Además, los años de Trump dejan con escasos “aliados naturales” a Biden en Sudamérica. Bolsonaro perdió junto a Trump en las elecciones en Estados Unidos, presidentes más “amigables” como Piñera, Vizcarra, Moreno o Duque están pensando más en cómo irse del gobierno o sobrevivir hasta que pronto finalicen sus mandatos. La vuelta del MAS al gobierno en Bolivia, junto al gobierno de Todos en Argentina, la supervivencia de Nicolás Maduro en Venezuela y las expectativas de cambio abiertas para las próximas elecciones en Ecuador y Chile llevan a Biden a moverse en un escenario muy complejo para sus aspiraciones.  

El nuevo gobierno norteamericano tendrá que reconocer los errores de Estados Unidos con la gestión de Trump y asumir que tampoco puede seguir alimentando a las derechas como en los últimos años de la gestión Obama. O, como es más probable que suceda, abrirá una situación en la cual quedará encerrado entre los discursos de odio de Bolsonaro (rechazados por los demócratas norteamericanos) y la progresiva pérdida de protagonismo en la región.  
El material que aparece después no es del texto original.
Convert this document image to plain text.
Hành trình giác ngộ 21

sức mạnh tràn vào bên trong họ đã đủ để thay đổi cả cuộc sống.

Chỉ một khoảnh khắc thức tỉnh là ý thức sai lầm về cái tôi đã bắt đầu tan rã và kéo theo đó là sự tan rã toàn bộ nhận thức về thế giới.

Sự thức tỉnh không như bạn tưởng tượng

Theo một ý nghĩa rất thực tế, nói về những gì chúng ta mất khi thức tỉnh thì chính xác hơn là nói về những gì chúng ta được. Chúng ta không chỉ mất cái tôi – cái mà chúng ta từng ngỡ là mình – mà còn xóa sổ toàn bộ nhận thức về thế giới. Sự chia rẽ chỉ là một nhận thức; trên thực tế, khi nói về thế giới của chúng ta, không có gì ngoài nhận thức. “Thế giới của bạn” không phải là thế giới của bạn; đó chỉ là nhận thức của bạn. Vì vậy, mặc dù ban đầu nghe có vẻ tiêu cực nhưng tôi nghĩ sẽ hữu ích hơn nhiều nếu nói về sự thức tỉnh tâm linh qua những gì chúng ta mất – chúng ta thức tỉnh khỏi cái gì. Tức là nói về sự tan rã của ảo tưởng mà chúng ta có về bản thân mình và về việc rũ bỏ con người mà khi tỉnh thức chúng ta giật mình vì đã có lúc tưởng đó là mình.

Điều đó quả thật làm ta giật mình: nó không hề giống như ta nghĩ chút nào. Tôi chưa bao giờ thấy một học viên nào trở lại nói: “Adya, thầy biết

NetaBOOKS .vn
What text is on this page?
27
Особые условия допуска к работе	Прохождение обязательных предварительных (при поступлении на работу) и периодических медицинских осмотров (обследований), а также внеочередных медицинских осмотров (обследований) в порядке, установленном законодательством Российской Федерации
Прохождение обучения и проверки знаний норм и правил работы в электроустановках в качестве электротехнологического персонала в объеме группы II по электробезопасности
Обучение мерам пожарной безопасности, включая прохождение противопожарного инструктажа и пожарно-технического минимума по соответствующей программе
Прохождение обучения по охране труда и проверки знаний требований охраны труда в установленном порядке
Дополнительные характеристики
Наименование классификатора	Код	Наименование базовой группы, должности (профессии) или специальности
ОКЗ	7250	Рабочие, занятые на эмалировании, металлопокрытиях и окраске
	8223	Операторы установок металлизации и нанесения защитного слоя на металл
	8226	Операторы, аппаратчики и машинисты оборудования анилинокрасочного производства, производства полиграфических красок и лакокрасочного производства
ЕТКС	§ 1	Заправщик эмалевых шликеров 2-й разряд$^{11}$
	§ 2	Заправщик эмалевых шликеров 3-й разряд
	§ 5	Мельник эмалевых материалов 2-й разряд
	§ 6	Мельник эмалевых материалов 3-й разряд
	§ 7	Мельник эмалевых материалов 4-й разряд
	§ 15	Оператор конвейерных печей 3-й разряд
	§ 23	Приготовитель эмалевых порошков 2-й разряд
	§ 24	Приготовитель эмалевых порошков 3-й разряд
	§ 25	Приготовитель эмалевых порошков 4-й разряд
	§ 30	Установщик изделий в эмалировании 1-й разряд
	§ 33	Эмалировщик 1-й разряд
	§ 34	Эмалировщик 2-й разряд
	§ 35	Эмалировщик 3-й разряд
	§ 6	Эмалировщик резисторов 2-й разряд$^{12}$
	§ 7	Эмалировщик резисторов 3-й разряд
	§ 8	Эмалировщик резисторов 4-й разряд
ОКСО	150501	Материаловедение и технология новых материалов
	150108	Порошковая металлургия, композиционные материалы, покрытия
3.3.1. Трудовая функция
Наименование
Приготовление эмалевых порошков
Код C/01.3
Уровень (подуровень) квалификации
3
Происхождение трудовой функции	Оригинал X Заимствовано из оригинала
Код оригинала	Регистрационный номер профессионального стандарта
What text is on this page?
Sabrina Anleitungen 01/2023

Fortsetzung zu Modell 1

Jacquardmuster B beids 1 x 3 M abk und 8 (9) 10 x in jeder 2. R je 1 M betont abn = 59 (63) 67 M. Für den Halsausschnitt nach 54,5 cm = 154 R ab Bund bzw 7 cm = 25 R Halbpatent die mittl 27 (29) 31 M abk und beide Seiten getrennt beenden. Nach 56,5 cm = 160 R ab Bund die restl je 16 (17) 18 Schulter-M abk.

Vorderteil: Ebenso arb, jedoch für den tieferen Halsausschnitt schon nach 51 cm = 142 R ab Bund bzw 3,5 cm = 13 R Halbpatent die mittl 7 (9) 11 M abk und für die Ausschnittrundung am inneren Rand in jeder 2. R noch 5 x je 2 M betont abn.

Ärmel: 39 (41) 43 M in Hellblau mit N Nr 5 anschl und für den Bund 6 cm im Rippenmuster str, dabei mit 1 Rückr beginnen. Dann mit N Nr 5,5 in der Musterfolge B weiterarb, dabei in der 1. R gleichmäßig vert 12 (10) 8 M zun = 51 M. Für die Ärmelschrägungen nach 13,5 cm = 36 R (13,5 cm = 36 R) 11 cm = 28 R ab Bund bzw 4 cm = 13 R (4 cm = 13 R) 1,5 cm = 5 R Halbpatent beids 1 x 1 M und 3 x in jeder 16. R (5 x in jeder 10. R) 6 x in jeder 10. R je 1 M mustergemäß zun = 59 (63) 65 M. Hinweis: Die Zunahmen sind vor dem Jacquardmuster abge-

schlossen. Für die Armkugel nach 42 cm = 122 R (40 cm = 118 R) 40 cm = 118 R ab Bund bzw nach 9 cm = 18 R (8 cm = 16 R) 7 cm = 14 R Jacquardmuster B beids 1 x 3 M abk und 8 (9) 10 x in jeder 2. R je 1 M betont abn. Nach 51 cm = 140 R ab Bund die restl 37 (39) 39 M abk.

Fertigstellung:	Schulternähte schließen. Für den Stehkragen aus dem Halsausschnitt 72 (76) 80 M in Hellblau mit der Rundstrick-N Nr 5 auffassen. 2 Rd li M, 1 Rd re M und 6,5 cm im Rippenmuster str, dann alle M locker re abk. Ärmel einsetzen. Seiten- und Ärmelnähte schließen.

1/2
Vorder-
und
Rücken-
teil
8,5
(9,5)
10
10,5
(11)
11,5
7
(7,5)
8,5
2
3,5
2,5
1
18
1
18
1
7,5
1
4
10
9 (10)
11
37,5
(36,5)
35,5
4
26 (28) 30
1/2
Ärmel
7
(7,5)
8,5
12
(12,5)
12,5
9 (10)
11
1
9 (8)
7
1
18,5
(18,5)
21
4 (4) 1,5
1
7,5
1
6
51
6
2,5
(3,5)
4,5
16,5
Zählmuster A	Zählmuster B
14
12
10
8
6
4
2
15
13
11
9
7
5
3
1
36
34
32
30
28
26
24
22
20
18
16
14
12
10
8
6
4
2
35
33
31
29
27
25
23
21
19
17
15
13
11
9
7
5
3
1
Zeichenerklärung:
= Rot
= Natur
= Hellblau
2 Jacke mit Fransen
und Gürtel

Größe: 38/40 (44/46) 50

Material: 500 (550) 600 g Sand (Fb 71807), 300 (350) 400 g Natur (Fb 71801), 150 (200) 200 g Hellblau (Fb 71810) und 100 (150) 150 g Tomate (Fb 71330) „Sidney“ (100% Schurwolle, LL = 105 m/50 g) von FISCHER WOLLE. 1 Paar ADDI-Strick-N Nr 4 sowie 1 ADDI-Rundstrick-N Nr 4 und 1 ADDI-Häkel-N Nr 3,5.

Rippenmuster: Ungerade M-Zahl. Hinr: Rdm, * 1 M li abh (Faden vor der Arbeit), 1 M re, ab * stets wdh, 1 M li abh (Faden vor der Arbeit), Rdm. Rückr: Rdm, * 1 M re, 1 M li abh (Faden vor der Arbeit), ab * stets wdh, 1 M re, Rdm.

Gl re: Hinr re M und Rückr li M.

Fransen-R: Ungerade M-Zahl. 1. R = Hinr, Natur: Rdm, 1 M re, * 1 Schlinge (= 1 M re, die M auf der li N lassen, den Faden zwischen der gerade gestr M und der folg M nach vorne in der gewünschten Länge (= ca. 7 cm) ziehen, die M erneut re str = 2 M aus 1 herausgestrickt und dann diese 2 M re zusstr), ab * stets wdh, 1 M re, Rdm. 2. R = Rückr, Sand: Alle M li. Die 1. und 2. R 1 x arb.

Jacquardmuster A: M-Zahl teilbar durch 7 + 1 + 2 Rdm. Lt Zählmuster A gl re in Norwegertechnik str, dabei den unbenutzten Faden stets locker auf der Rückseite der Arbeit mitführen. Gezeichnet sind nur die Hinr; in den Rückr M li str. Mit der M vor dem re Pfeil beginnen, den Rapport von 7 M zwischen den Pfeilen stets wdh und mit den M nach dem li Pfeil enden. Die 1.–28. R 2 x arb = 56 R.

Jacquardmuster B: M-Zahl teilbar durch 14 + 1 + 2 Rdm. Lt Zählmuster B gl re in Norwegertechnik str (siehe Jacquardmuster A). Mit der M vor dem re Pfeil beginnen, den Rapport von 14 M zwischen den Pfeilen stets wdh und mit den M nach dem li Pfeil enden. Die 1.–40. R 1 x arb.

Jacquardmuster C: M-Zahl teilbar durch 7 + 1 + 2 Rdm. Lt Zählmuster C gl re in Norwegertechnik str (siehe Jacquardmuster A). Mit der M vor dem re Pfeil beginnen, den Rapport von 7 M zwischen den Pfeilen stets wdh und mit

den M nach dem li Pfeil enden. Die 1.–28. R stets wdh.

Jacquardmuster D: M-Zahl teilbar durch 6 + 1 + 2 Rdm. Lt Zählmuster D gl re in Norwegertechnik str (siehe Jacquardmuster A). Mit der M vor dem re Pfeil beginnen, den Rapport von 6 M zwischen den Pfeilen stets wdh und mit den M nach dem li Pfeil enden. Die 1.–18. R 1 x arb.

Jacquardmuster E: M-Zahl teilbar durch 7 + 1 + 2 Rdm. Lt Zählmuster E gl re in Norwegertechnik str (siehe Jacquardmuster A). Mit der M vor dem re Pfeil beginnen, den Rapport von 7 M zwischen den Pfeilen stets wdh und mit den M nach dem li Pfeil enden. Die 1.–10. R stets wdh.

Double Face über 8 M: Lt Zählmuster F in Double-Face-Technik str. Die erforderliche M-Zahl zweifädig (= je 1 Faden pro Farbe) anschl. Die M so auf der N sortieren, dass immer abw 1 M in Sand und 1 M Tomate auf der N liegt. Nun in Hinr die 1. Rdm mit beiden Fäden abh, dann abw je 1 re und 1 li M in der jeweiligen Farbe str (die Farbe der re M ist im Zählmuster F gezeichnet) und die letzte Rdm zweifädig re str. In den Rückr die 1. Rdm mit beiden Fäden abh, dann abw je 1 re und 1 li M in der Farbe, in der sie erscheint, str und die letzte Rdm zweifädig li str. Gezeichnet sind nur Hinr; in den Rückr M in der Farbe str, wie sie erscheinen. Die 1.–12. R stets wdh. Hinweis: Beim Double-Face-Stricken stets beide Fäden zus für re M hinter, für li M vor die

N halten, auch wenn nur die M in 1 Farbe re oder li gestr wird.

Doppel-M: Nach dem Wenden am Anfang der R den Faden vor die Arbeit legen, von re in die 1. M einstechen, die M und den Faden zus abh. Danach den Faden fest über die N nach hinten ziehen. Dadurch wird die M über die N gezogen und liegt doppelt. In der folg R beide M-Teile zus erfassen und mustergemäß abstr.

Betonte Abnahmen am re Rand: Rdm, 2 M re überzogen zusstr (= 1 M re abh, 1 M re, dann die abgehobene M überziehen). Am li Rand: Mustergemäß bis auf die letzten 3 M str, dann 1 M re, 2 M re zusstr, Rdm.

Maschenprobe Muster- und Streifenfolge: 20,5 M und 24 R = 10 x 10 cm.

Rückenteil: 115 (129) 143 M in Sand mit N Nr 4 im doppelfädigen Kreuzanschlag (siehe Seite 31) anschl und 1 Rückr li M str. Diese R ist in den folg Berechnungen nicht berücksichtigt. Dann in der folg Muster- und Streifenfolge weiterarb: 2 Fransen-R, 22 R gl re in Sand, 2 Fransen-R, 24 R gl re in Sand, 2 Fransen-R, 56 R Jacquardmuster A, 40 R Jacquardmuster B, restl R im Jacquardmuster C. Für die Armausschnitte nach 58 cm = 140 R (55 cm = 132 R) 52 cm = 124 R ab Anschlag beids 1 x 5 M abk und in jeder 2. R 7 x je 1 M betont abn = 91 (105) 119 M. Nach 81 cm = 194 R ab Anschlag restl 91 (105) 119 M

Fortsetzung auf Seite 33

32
Lo que es indudable para América Latina es que la derrota de Trump lleva a que haya menos apoyo para figuras fascistas como Bolsonaro, lo cual simultáneamente favorece a los gobiernos progresistas y a los procesos democráticos en curso. Queda pendiente de resolver en los próximos años si el desarrollo de estos procesos nos conduce a avanzar en una integración que habilite un dialogo consistente de la región con los grandes actores globales, superando así la balcanización a la que nos han llevado las derechas locales avaladas tanto por los demócratas en los años de Obama como recientemente por el trumpismo.